- O da gidip geldi, Yemen’e gidiyormuş dedi. Padişah yükü neymiş? Deyince o da dinelip kaldı.
- رفت و آمد گفت تا سوی یمن ** گفت رختش چیست هان ای موتمن
- Padişah, bir başka beye hadi, sen de yükü neymiş, onu öğren dedi.
- ماند حیران گفت با میری دگر ** که برو وا پرس رخت آن نفر
- Bey gidip geldi, her cins mal var, fakat çoğu Rey kâseleri deyince,
- باز آمد گفت از هر جنس هست ** اغلب آن کاسههای رازیست
- Padişah, Rey’den ne vakit çıkmış? diye sordu. O aklı gevşek bey de âciz kaldı. 395
- گفت کی بیرون شدند از شهر ری ** ماند حیران آن امیر سست پی
- Böylece, otuz hattâ daha fazla beyin hepsi de âciz ve noksan çıktı.

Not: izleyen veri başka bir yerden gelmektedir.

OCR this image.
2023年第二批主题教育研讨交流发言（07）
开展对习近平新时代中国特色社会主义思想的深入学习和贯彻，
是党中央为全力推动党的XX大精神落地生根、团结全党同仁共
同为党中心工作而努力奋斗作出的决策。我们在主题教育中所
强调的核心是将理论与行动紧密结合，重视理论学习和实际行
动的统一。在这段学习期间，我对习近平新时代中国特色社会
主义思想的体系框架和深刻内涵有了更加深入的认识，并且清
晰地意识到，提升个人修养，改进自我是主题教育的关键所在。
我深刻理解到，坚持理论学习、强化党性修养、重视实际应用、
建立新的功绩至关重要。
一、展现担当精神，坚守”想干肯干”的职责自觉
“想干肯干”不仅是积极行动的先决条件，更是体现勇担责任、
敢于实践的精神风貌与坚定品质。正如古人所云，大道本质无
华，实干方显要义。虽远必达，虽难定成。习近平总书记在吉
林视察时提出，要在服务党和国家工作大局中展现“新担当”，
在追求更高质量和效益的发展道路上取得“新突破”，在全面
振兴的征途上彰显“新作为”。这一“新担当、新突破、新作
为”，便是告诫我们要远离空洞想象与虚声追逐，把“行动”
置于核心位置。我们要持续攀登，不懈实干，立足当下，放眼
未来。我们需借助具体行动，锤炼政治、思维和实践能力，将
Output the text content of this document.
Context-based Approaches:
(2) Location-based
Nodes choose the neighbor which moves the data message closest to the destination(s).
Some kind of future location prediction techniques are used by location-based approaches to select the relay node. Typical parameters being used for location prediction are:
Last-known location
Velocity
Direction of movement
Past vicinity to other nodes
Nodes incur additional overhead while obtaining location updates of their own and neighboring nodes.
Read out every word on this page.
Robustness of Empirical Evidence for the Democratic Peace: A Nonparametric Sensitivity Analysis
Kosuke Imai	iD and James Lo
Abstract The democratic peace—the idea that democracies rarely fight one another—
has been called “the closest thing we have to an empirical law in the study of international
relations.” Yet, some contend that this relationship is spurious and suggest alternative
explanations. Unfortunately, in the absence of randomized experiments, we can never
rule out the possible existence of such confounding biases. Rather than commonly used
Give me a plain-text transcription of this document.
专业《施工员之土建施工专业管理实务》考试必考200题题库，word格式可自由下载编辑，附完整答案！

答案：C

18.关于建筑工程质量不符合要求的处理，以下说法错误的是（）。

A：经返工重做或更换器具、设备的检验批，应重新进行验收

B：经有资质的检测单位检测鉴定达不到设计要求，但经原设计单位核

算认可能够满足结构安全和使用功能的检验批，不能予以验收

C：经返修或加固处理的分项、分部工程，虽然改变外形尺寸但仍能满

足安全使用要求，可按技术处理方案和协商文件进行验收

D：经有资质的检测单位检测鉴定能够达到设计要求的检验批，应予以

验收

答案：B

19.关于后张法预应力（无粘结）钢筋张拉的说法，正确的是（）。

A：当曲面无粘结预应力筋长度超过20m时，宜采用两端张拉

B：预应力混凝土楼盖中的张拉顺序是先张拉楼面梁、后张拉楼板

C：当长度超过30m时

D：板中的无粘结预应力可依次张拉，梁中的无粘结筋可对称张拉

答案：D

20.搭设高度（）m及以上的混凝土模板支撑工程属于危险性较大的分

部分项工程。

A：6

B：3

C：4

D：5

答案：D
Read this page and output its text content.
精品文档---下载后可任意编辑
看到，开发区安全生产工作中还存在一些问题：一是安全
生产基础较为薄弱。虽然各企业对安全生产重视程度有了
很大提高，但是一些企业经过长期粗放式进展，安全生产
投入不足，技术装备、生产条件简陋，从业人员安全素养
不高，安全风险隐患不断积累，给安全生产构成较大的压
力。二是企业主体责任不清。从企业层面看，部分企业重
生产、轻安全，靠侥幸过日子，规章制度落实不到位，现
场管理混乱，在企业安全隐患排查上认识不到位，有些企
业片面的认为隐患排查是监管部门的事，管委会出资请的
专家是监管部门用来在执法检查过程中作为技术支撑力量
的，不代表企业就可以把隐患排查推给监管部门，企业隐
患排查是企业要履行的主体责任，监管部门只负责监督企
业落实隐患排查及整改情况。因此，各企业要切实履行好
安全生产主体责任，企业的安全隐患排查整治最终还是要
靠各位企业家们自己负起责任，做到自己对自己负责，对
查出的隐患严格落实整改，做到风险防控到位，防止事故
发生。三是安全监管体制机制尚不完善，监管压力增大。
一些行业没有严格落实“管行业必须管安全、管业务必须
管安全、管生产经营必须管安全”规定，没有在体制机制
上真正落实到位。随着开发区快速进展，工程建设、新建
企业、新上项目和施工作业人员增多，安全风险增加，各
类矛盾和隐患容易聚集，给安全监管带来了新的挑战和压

- همچنین تا سی امیر و بیشتر ** سسترای و ناقص اندر کر و فر
- Bunun üzerine padişah beylere dedi ki: Ben bir gün tek başıma Eyaz’ımı sınadım.
- گفت امیران را که من روزی جدا ** امتحان کردم ایاز خویش را
- Şu kervan nereden geliyor? Git anla dedim. Gitti, hepsini sorup öğrenmiş.
- که بپرس از کاروان تا از کجاست ** او برفت این جمله وا پرسید راست
- Benim emrim olmadan kervanın bütün ahvalini, olduğu gibi bir bir anlattı.
- بیوصیت بیاشارت یک به یک ** حالشان دریافت بی ریبی و شک
- Bu otuz bey, otuz defada ne öğrenebildiyse o, hepsini birden öğrenip geldi. 400
- هر چه زین سی میر اندر سی مقام ** کشف شد زو آن به یکدم شد تمام
- Beylerin,bu delili cebrice şüphelerle zayıflarmaya savaşmaları,padişahın onlara verdiği cevap
- مدافعهی امرا آن حجت را به شبههی جبریانه و جواب دادن شاه ایشان را
- Beyler, bu bir zekâ işi, o da Allah vergisi, çalışmakla olmaz ki.